La scoperta di un gene per una rara forma di carenza di ferro ereditata può fornire indizi per la carenza di ferro nella popolazione generale – in particolare carenza di ferro che non risponde agli integratori di ferro. La scoperta è stata pubblicata online dalla rivista Nature Genetics il 13 aprile.
La carenza di ferro è la carenza nutrizionale più comune e la principale causa di anemia negli Stati Uniti, secondo i Centri per il controllo e la prevenzione delle malattie. La maggior parte dei casi sono facilmente invertiti con integratori di ferro per via orale, ma nel corso degli anni, Mark Fleming, interim Pathologist-in-Chief al Children’s Hospital di Boston, e l’ematologo pediatrico Nancy Andrews, già di Children’s Hospital e ora Dean della Duke University School of Medicine, era stato riferito un certo numero di bambini con anemia da carenza di ferro che non ha risposto a integratori orali, e solo scarsamente al ferro per via endovenosa.
La causa della loro condizione – definita anemia da carenza di ferro refrattaria al ferro (IRIDA) – era un mistero. I bambini avevano tutti una buona dieta, e nessuno aveva alcuna condizione che potrebbe interferire con l’assorbimento del ferro o causare perdite di sangue croniche, le cause più comuni di anemia da carenza di ferro.
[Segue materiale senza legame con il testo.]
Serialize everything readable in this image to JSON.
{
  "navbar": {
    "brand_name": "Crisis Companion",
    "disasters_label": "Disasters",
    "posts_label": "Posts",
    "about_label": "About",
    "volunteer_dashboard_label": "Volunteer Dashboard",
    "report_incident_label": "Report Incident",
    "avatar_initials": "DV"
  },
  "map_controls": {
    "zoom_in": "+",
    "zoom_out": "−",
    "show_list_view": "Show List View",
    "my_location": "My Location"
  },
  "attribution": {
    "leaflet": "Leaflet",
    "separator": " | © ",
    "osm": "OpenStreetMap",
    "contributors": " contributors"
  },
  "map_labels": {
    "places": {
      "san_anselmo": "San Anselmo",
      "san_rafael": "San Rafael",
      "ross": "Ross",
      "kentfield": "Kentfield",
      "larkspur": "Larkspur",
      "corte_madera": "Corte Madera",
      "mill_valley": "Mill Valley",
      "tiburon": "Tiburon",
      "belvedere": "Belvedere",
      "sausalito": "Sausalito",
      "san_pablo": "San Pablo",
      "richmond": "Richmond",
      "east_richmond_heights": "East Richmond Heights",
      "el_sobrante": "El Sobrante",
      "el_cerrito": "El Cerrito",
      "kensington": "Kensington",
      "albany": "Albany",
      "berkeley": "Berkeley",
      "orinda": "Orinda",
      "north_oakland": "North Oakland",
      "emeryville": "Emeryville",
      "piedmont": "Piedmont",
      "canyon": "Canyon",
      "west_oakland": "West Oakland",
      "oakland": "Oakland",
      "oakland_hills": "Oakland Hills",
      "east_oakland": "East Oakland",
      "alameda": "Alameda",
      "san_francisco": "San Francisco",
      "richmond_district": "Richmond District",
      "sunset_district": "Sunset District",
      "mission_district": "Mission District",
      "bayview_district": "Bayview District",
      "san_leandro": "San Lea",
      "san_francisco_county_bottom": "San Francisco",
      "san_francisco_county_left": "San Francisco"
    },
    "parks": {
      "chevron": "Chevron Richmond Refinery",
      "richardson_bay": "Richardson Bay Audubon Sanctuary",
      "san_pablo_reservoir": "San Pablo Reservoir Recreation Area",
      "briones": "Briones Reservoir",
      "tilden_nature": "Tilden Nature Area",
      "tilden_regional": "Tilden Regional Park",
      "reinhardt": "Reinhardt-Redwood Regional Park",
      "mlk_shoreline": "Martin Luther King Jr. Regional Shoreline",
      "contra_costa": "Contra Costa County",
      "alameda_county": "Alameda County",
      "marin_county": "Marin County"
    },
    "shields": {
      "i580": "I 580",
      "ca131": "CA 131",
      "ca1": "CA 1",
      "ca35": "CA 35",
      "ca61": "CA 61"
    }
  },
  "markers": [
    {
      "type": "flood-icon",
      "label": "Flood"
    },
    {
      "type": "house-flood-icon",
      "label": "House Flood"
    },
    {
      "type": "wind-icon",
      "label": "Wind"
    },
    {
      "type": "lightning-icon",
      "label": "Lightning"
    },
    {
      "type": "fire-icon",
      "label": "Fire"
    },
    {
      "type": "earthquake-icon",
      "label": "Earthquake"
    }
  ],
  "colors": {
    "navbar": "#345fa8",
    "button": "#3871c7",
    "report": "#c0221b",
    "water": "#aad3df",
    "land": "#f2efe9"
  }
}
Vedendo i rapporti di diverse famiglie afflitte in modo simile nella letteratura medica, Flemming e Andrews erano convinti che la genetica era un fattore.
“Dopo quasi 15 anni, abbiamo finalmente avuto abbastanza famiglie che potremmo iniziare a pensare di clonare posizionalmente il gene per il disturbo,” dice Fleming, che è anche un professore associato di patologia alla Harvard Medical School.
Fleming e Andrews, esperti in metabolismo del ferro, e i loro colleghi Karin Finberg e Matthew Heeney, studiato cinque famiglie estese con più di un membro cronicamente carente di ferro. Hanno trovato una varietà di mutazioni in un gene chiamato TMPRSS6 (l’acronimo sta per transmembrana serina proteasi S6) in tutte queste famiglie, così come diversi pazienti senza una storia familiare del disturbo.
Anche se IRIDA è abbastanza raro, gli autori ritengono che potrebbe essere l’estremità estrema di un ampio continuum di malattia, poiché le mutazioni TMPRSS6 variavano ampiamente nelle cinque famiglie e causato diversi gradi di carenza di ferro e anemia.
“Le nostre osservazioni suggeriscono che forme più comuni di anemia da carenza di ferro possono avere una componente genetica”, dice Andrews.
Tutti i pazienti nello studio apparentemente avevano mutazioni recessive, poiché i loro genitori non hanno avuto anemia da carenza di ferro. I ricercatori ora vogliono determinare se le persone con solo una singola copia anormale di TMPRSS6 hanno alterazioni più sottili nell’assorbimento del ferro che altrimenti non potrebbe essere venuto all’attenzione di un ematologo.
Anche se il meccanismo è ancora sconosciuto, carenza della proteina TMPRSS6 provoca il corpo a produrre troppo hepcidin, un ormone che inibisce l’assorbimento del ferro dall’intestino. Normalmente, l’epcidina viene prodotta per proteggere il corpo dal sovraccarico di ferro, ma i pazienti con IRIDA producono grandi quantità di epcidina anche se sono carenti di ferro. “Le persone con questo disturbo producono troppa epcidina, mettendo i freni all’assorbimento del ferro in modo inappropriato”, dice Fleming.
Inoltre, i pazienti con mutazioni TMPRSS6 non possono produrre nuovi globuli rossi in modo efficiente perché il ferro necessario per farli proviene dai macrofagi e l’epcidina fa sì che i macrofagi trattengano il ferro. Questo spiega la scarsa risposta dei pazienti al ferro per via endovenosa – il ferro è intrappolato nei macrofagi e non può essere utilizzato per la produzione di globuli rossi.
Il fatto che TMPRSS6 regola l’epcidina può aprire nuove strade per la terapia, dicono i ricercatori. Per esempio, bloccando TMPRSS6 può aiutare i pazienti con disturbi da sovraccarico di ferro a fare più epcidina per limitare l’assorbimento intestinale del ferro. Al contrario, stimolando TMPRSS6 può avere beneficio terapeutico in alcuni pazienti con anemia, in particolare quelli in cui l’epcidina è sovrapprodotta.
Lo studio è stato sostenuto dal National Institutes of Health.